Document information

Physical location:

RB MSS M56, Library, Royal Botanic Gardens Melbourne. 94.08.25

Plant names

Preferred Citation:

St Eloy D'Alton to Ferdinand von Mueller, 1894-08-25. R.W. Home, Thomas A. Darragh, A.M. Lucas, Sara Maroske, D.M. Sinkora, J.H. Voigt and Monika Wells (eds), Correspondence of Ferdinand von Mueller, <https://vmcp.rbg.vic.gov.au/id//letters/1890-6/1894/94-08-25-final.odt>, accessed June 4, 2026

1
MS black-edged; M's nephew George Ferdinand Doughty died on 19 November 1893. MS found with a specimen of Spyridium bifidum (MEL 233428). MS is accompanied by one of M's herbarium labels in an unknown hand: 'Grampians Victoria. St. Eloy D'Alton 1894'. A later note reads: 'Cooack Parish, at S. edge of Little Desert, northerly from Mitre Lake'.
Nhill
2
Vic.
August 25th/94
My Dear Baron
Accept my grateful thanks for the seeds you so kindly sent me. I shall distribute them amongst those who take an interest in economic plants.
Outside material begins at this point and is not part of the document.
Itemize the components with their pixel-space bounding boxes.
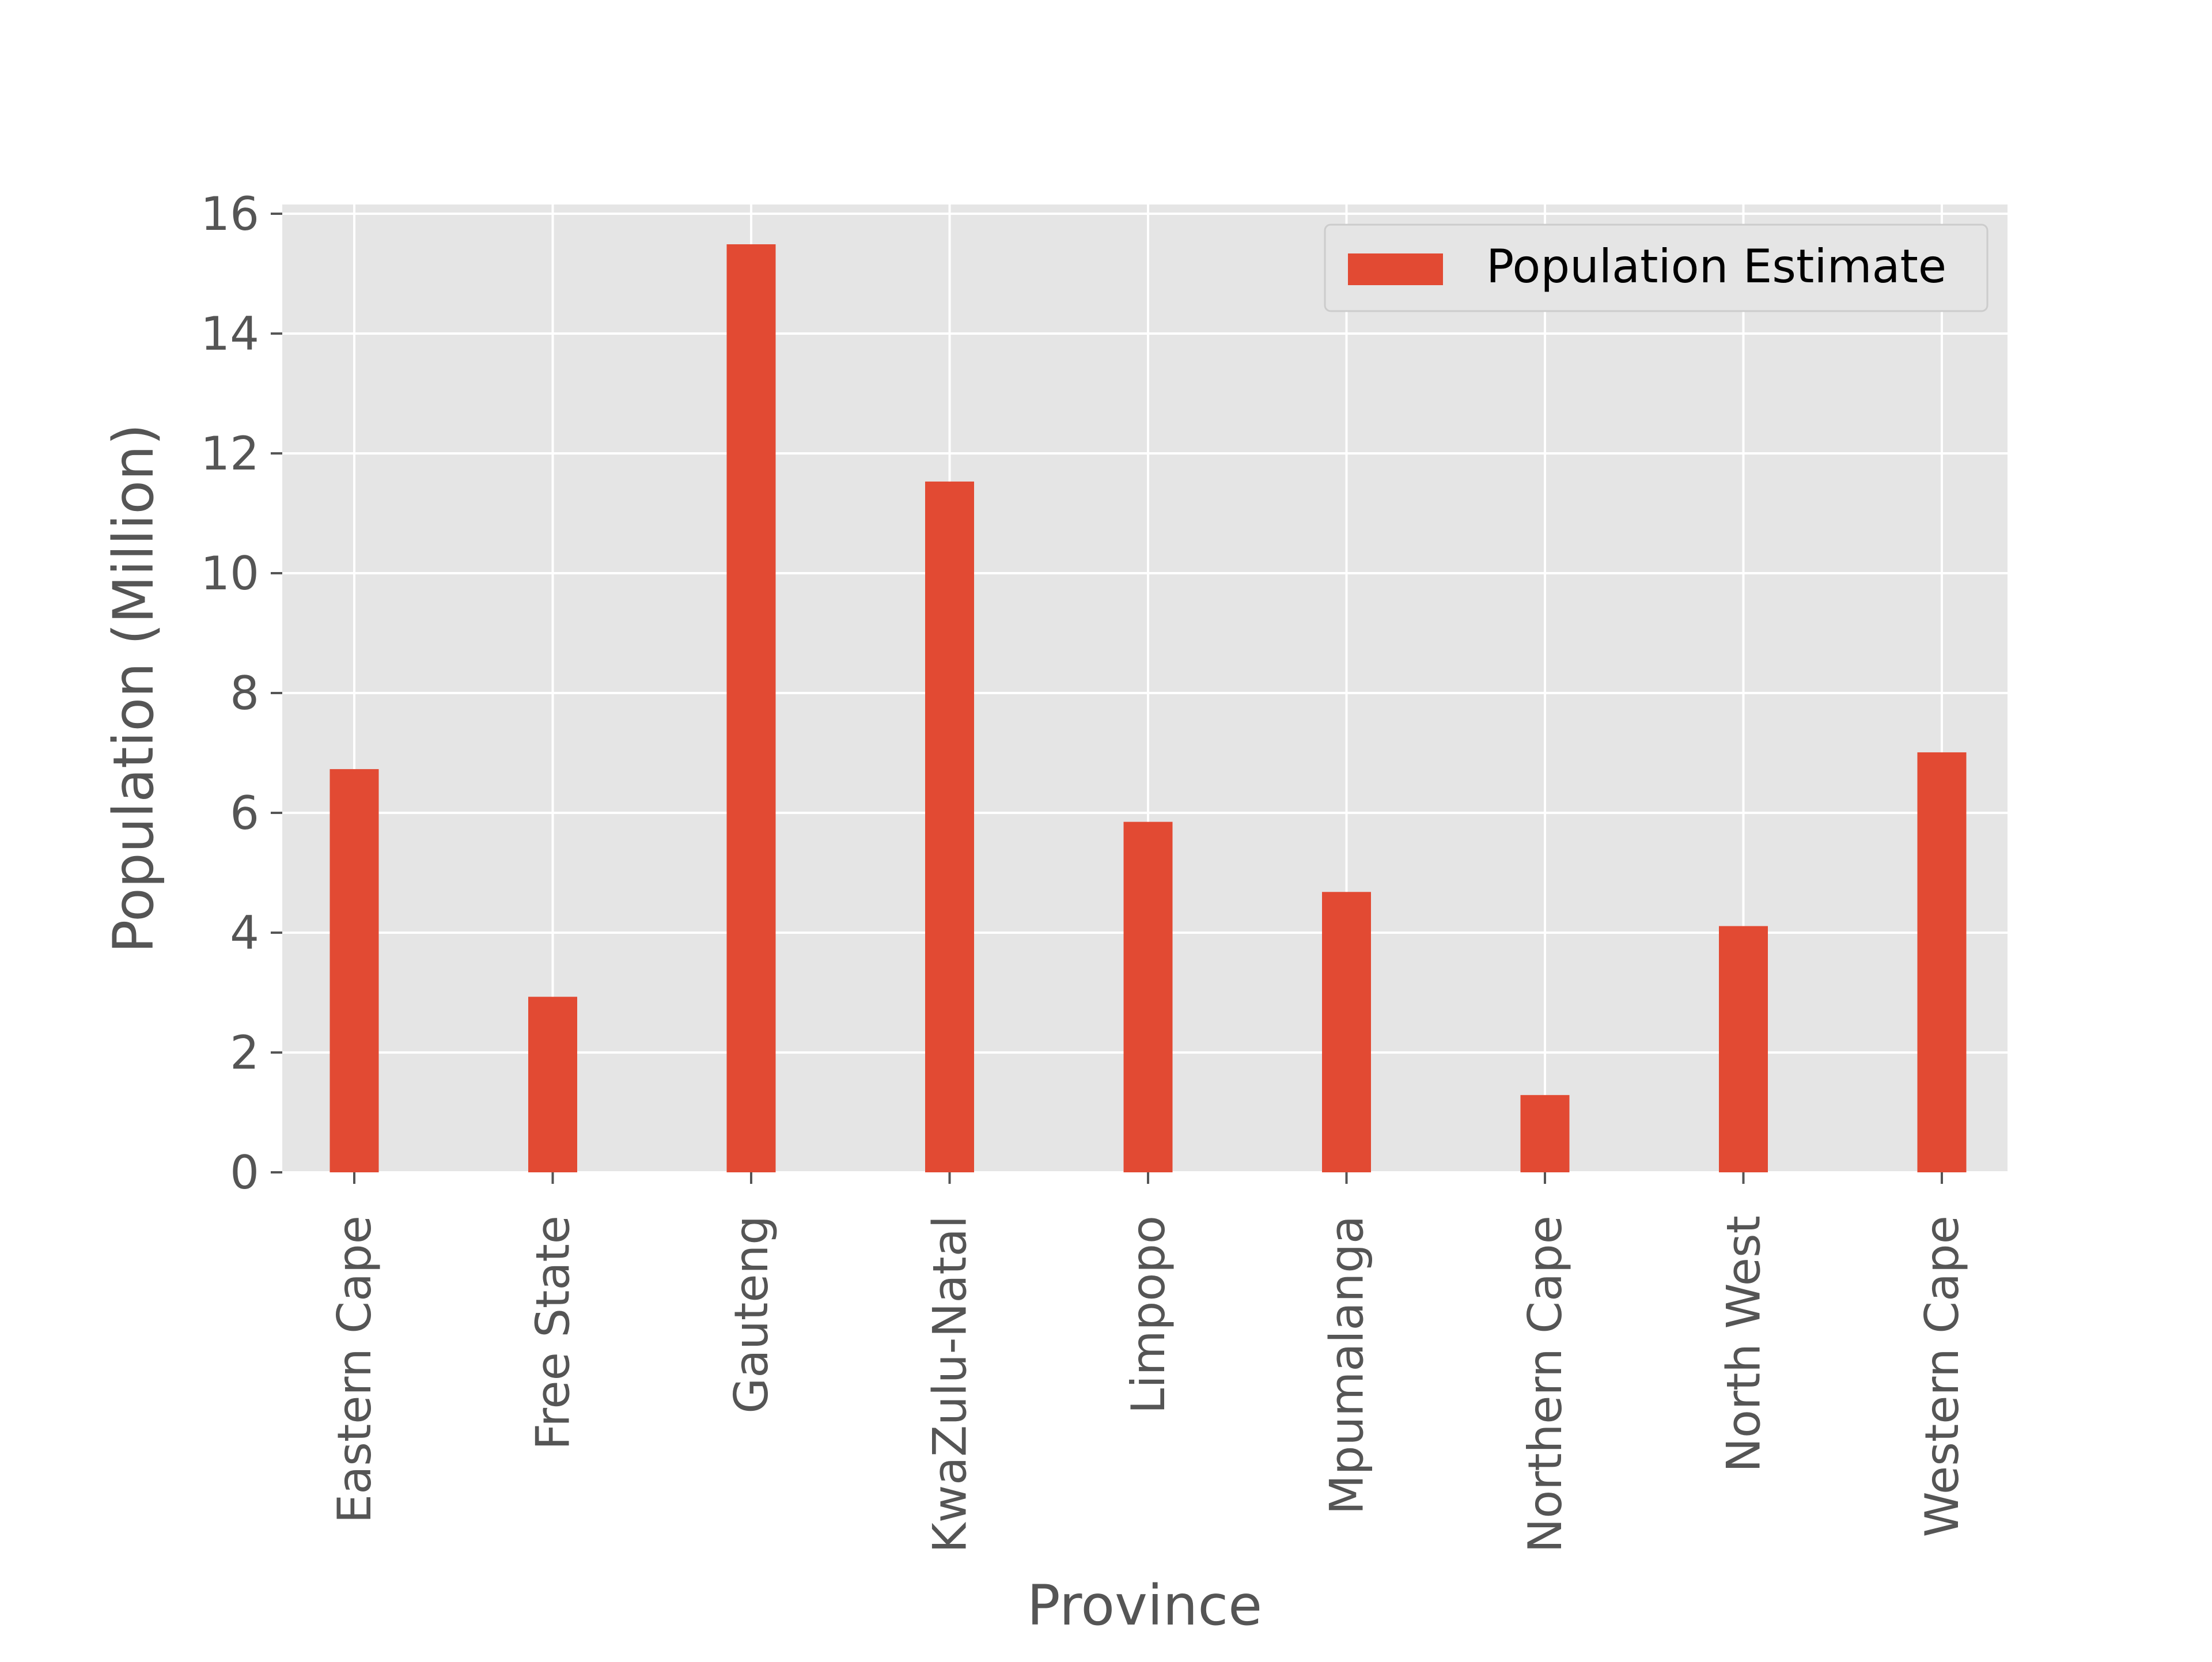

I am sending under separate cover two specimens, one of an acacia rather rare in this part and the other a I presume, which is only to be met with in one locality in this district It grows 4 and 5 feet high, and the leaves are not the same shape as the others I have collected here and at the Grampians I regret to have to inform you that one of my dear sisters died a few weeks ago at their place Glenbower in the Grampians.
3
Susan D’Alton.
Her loss leaves a very great void in my heart as she was my favorite sister being more a mother than a sister to me when I was a boy. Her illness was very brief being heart disease contracted in recent years of which none of the family was aware She does not seem to have known her self what was the matter. However it seems that the disease is in the family, as she makes the third who went off suddenly from the same cause.
With kind regards
Yours faithfully
St Eloy D'Alton
P.S. Would like to hear something about the Horn expedition to the McDonald Ranges.
4
A scientific expedition to the Macdonnell Ranges in Central Australia, sponsored by the mining magnate and pastoralist W. A. Horn, was in the field from May until August 1894 (see Horn (1896)); for background, see Lucas (2018), pp. 817-8.